Впрочем, нельзя сказать, что я не пытался продолжать и письменно: вот, чем закончился «Преподаватель симметрии» (перевод с иностранного) в 2007:
Переводчик очнулся на полу в луже крови. Попытался встать, резкая боль в бедре заставила его вновь усесться на пол. Где я? И я ли это?
Огляделся. Крошечная деревянная избушка со скошенным потолком. Именно такие паучьи уголки любил он обживать для плетения своей паутины в Токсово, Рыбачьем, Переделкино, Голузино, Тамыше, Сиверской… только здесь (чем там) все было как-то опрятней и чище. Кроме его собственной лужи на ковре под головой. Картинка дурацкая перед глазами – полевой букет, как раз в ногах, как в гробу.
Хитрец! – самодовольно подумал про себя оживающий Переводчик. – Хороший подыскал себе диагноз: блэк-аут, пти-маль, отключка… – и нет тебя. Хорошо, если так. А если прорастешь овощем? Кто скажет, сколько я здесь провалялся, минуту, пять, час?.. Нет, час быть не может – пошли бы необратимые изменения, я бы не пришел в себя. Придти в себя… как хорошо! В кого же еще?

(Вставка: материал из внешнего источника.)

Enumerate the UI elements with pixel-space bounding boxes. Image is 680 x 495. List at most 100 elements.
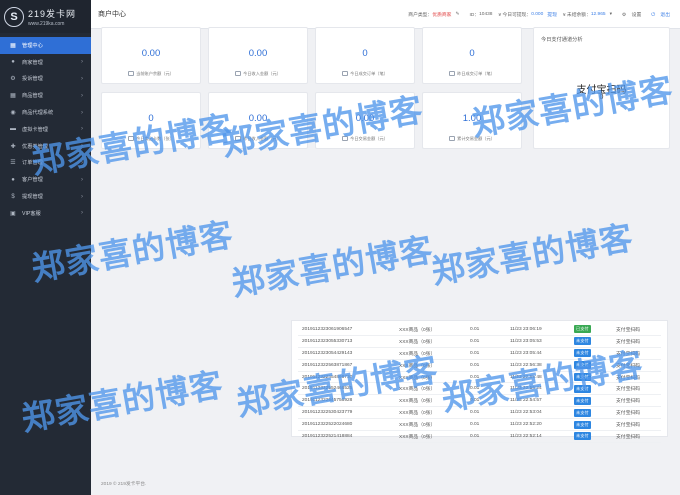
chevron-right-icon: › <box>81 159 83 166</box>
stat-label: 今日成交订单（笔） <box>316 71 414 77</box>
stat-value: 0.00 <box>248 113 268 124</box>
sidebar-item-label: 优惠券管理 <box>22 143 48 150</box>
payment-method: 支付宝扫码 <box>616 434 640 440</box>
settings-button[interactable]: ⚙ 设置 <box>618 11 641 18</box>
sidebar-item-7[interactable]: ☰ 订单管理 › <box>0 155 91 172</box>
table-row[interactable]: 2019112323054429143 XXX商品（0张） 0.01 11/23 23… <box>298 348 661 360</box>
payment-method: 支付宝扫码 <box>616 399 640 405</box>
sidebar-item-label: 提现管理 <box>22 194 43 201</box>
status-badge: 已支付 <box>574 325 591 334</box>
sidebar-item-label: 订单管理 <box>22 160 43 167</box>
table-row[interactable]: 2019112322554868730 XXX商品（0张） 0.01 11/23 22… <box>298 372 661 384</box>
stat-card: 1.00 累计交易金额（元） <box>422 92 522 149</box>
table-row[interactable]: 2019112322552468525 XXX商品（0张） 0.01 11/23 22… <box>298 383 661 396</box>
order-time: 11/23 22:52:20 <box>510 422 542 428</box>
product-name: XXX商品（0张） <box>399 387 436 393</box>
payment-channel-analysis: 今日支付通道分析 支付宝扫码 0 <box>533 27 670 149</box>
payment-method: 支付宝扫码 <box>616 339 640 345</box>
order-time: 11/23 23:06:19 <box>510 326 542 332</box>
recent-orders-table: 2019112323061906547 XXX商品（0张） 0.01 11/23 23… <box>291 320 668 443</box>
table-row[interactable]: 2019112322545756928 XXX商品（0张） 0.01 11/23 22… <box>298 395 661 408</box>
order-number: 2019112322563871867 <box>302 362 353 368</box>
order-amount: 0.01 <box>470 433 480 439</box>
table-row[interactable]: 2019112322522024680 XXX商品（0张） 0.01 11/23 22… <box>298 419 661 432</box>
logo-icon: S <box>4 6 24 27</box>
payment-method: 支付宝扫码 <box>616 375 640 381</box>
stat-card: 0 今日卖出卡数（张） <box>101 92 201 149</box>
id-label: ID： <box>469 12 480 18</box>
analysis-title: 今日支付通道分析 <box>541 37 583 43</box>
sidebar-item-8[interactable]: ● 客户管理 › <box>0 171 91 188</box>
balance-dropdown-icon[interactable]: ▾ <box>610 12 612 17</box>
logo-subtitle: www.219ka.com <box>28 20 65 27</box>
table-row[interactable]: 2019112323061906547 XXX商品（0张） 0.01 11/23 23… <box>298 324 661 336</box>
stat-label: 昨日成交订单（笔） <box>423 71 521 77</box>
stat-label: 今日卖出卡数（张） <box>102 136 200 142</box>
sidebar-item-label: 虚拟卡管理 <box>22 126 48 133</box>
stat-value: 0.00 <box>355 113 375 124</box>
product-name: XXX商品（0张） <box>399 423 436 429</box>
status-badge: 未支付 <box>574 408 591 417</box>
chevron-right-icon: › <box>81 75 83 82</box>
status-badge: 未支付 <box>574 384 591 393</box>
order-amount: 0.01 <box>470 374 480 380</box>
table-row[interactable]: 2019112322521418884 XXX商品（0张） 0.01 11/23 22… <box>298 431 661 443</box>
order-amount: 0.01 <box>470 398 480 404</box>
sidebar-item-label: 管理中心 <box>22 42 43 49</box>
payment-method: 支付宝扫码 <box>616 327 640 333</box>
account-type-label: 商户类型： <box>408 12 433 18</box>
account-type-value: 优质商家 <box>432 12 452 18</box>
withdraw-link[interactable]: 提现 <box>547 11 557 18</box>
table-row[interactable]: 2019112322530423779 XXX商品（0张） 0.01 11/23 22… <box>298 407 661 420</box>
logo[interactable]: S 219发卡网 www.219ka.com <box>0 0 91 33</box>
order-time: 11/23 22:55:48 <box>510 374 542 380</box>
order-number: 2019112323054429143 <box>302 350 353 356</box>
sidebar-item-9[interactable]: $ 提现管理 › <box>0 188 91 205</box>
sidebar-item-3[interactable]: ▦ 商品管理 › <box>0 87 91 104</box>
chevron-right-icon: › <box>81 126 83 133</box>
sidebar-item-4[interactable]: ◉ 商品代理系统 › <box>0 104 91 121</box>
table-row[interactable]: 2019112323055330713 XXX商品（0张） 0.01 11/23 23… <box>298 336 661 348</box>
sidebar-item-1[interactable]: ● 商家管理 › <box>0 54 91 71</box>
sidebar-item-5[interactable]: ▬ 虚拟卡管理 › <box>0 121 91 138</box>
sidebar-item-label: 商品代理系统 <box>22 110 54 117</box>
sidebar-item-label: 商品管理 <box>22 93 43 100</box>
table-row[interactable]: 2019112322563871867 XXX商品（0张） 0.01 11/23 22… <box>298 360 661 372</box>
edit-icon[interactable]: ✎ <box>455 12 459 17</box>
sidebar-item-2[interactable]: ⚙ 投诉管理 › <box>0 71 91 88</box>
order-amount: 0.01 <box>470 338 480 344</box>
order-time: 11/23 22:54:57 <box>510 398 542 404</box>
stat-icon <box>128 136 135 142</box>
order-time: 11/23 22:52:14 <box>510 433 542 439</box>
order-amount: 0.01 <box>470 386 480 392</box>
sidebar-item-icon: ✚ <box>10 143 16 150</box>
payment-method: 支付宝扫码 <box>616 351 640 357</box>
order-number: 2019112323055330713 <box>302 338 353 344</box>
chevron-right-icon: › <box>81 92 83 99</box>
sidebar-item-label: VIP客服 <box>22 210 41 217</box>
stat-label: 今日交易金额（元） <box>316 136 414 142</box>
settings-label: 设置 <box>631 12 642 18</box>
sidebar-item-0[interactable]: ▦ 管理中心 <box>0 37 91 54</box>
stat-icon <box>342 136 349 142</box>
watermark: 郑家喜的博客 <box>228 229 437 304</box>
logout-label: 退出 <box>660 12 670 18</box>
stat-value: 0.00 <box>141 48 161 59</box>
status-badge: 未支付 <box>574 396 591 405</box>
order-number: 2019112322521418884 <box>302 433 353 439</box>
logout-button[interactable]: ⏻ 退出 <box>647 11 670 18</box>
chevron-right-icon: › <box>81 176 83 183</box>
sidebar-item-icon: ▬ <box>10 126 16 133</box>
product-name: XXX商品（0张） <box>399 399 436 405</box>
sidebar-item-10[interactable]: ▣ VIP客服 › <box>0 205 91 222</box>
product-name: XXX商品（0张） <box>399 339 436 345</box>
product-name: XXX商品（0张） <box>399 363 436 369</box>
sidebar-item-icon: ◉ <box>10 110 16 117</box>
order-number: 2019112322554868730 <box>302 374 353 380</box>
order-amount: 0.01 <box>470 422 480 428</box>
sidebar-item-6[interactable]: ✚ 优惠券管理 › <box>0 138 91 155</box>
order-amount: 0.01 <box>470 350 480 356</box>
order-time: 11/23 22:55:24 <box>510 386 542 392</box>
power-icon: ⏻ <box>651 12 656 18</box>
stat-card: 0.00 昨日收入金额（元） <box>208 92 308 149</box>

Кое-как придя в себя, Переводчик стал выбираться из своей щели между шкафом и кроватью. Стол, окно… На столе – телевизор, телефон, компьютер – нет, такого набора еще не видало его гнездо! Окно – «Мороз и солнце, день чудесный!» – все, как у АС. И дальше все, как по писаному: «Вечор, ты помнишь, вьюга злилась,//На мутном небе мгла носилась,//Луна, как бледное пятно, сквозь тучи мрачные желтела»… «Прозрачный лес один чернеет, и ель сквозь иней зеленеет, и речка…» «А знаешь, не велеть ли в санки кобылку бурую запречь?» Раздался звон бубенцов… Не может быть! такая точность во всем… Кроме красавицы, однако. Красавица уже не проснется, потому что ее нету. Как таковой. А направо как раз «пустое поле», а прямо – глаз упирается… Неужели за окном всегда Святые Горы?
Переводчик попытался выглянуть в окно: точно! внизу катила лошадка, но не в санях, а на шинах. Какие уж сани, когда компьютер… Тут стала слышна гортанная и лающая немецкая речь, и все встало на свое место: Переводчик обнаружил себя в гостиничке «Альпенгут» на границе с Австрией, куда уединился заканчивать свой многострадальный перевод. Вокруг были настоящие высоченные скалистые горы и только у него в окне невысокий отрог, и впрямь не выше, чем в Михайловском.
Идентифицировав себя в окне, Переводчик продолжил поиск себя в зеркале. Лучше бы он этого не делал!
Картина была под стать букетику: старик в неопрятной седой щетине, весь в крови, с заплывшим глазом.